Designed and developed at sister company Kverneland Group’s baler competence centre in Ravenna, Italy, Kubota’s FB1000 non-stop fixed chamber round baler wrapper combination uses two bale chambers arranged in series.

Operating as a pre-chamber, the front half of the machine produces two-thirds of the bale. As the pre-chamber reaches its pre-set density, crop flow is diverted into the main bale chamber allowing baling to continue non-stop. The pre-chamber is then opened, moving the pre-formed bale into the main chamber, where it can be taken up to its maximum size of 1.25m.

Once bale formation is complete, crop flow is switched back to the pre-chamber without stopping, allowing round baling to continue as a non-stop process. Net is then applied to the completed bale in the main chamber. After which, the tailgate is opened and the finished bale is transferred onto the wrapper.

Mounting the wrapper frame on a parallel linkage enables the wrapper to be lowered from its working position to collect the completed bale as it rolls from the main chamber.

With the bale collected, the wrapper is raised to allow twin satellite arms to rotate around the bale.
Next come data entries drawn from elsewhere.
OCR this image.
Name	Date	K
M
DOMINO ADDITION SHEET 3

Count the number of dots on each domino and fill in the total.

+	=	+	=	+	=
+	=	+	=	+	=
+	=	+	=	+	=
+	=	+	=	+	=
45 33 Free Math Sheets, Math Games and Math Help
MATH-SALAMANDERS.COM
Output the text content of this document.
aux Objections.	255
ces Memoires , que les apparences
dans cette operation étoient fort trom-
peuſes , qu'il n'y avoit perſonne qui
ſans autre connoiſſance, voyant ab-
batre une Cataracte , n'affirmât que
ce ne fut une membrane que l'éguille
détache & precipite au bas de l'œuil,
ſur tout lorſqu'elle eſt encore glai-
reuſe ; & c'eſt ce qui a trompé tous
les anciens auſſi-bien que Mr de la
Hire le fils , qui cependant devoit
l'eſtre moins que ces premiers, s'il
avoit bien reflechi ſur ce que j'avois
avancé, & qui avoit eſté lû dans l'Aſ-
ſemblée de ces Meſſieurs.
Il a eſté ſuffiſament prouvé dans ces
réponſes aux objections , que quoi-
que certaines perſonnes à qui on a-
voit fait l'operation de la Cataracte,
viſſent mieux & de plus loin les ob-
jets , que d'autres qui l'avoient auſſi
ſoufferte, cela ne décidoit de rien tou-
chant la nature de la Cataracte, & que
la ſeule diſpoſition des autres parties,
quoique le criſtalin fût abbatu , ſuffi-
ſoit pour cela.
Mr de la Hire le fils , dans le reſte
With the required number of film layers applied and the satellite arms in their parked position, the wrapper frame is lowered to allow the rear wrapper roller to be raised, gently releasing the wrapped bale onto the ground.

An ISObus compatible machine, the FB1000 is operated through an IsoMatch Tellus PRO terminal, offering fully automatic control of the baling and wrapping processes, along with manual over-ride functions to suit changes in field topography.

Up front, the FB1000 is equipped with a 2.0m grass pickup, and overall baler length is kept short for transport by folding the wrapping table vertically behind the main bale chamber.

Operators can choose from a combination of 6, 12, 13 or 25 knives through the Super Cut crop chopping system. Knives benefit from spring-loaded protection, and the FB1000 includes a drop floor mechanism. The FB1000 costs £140,247.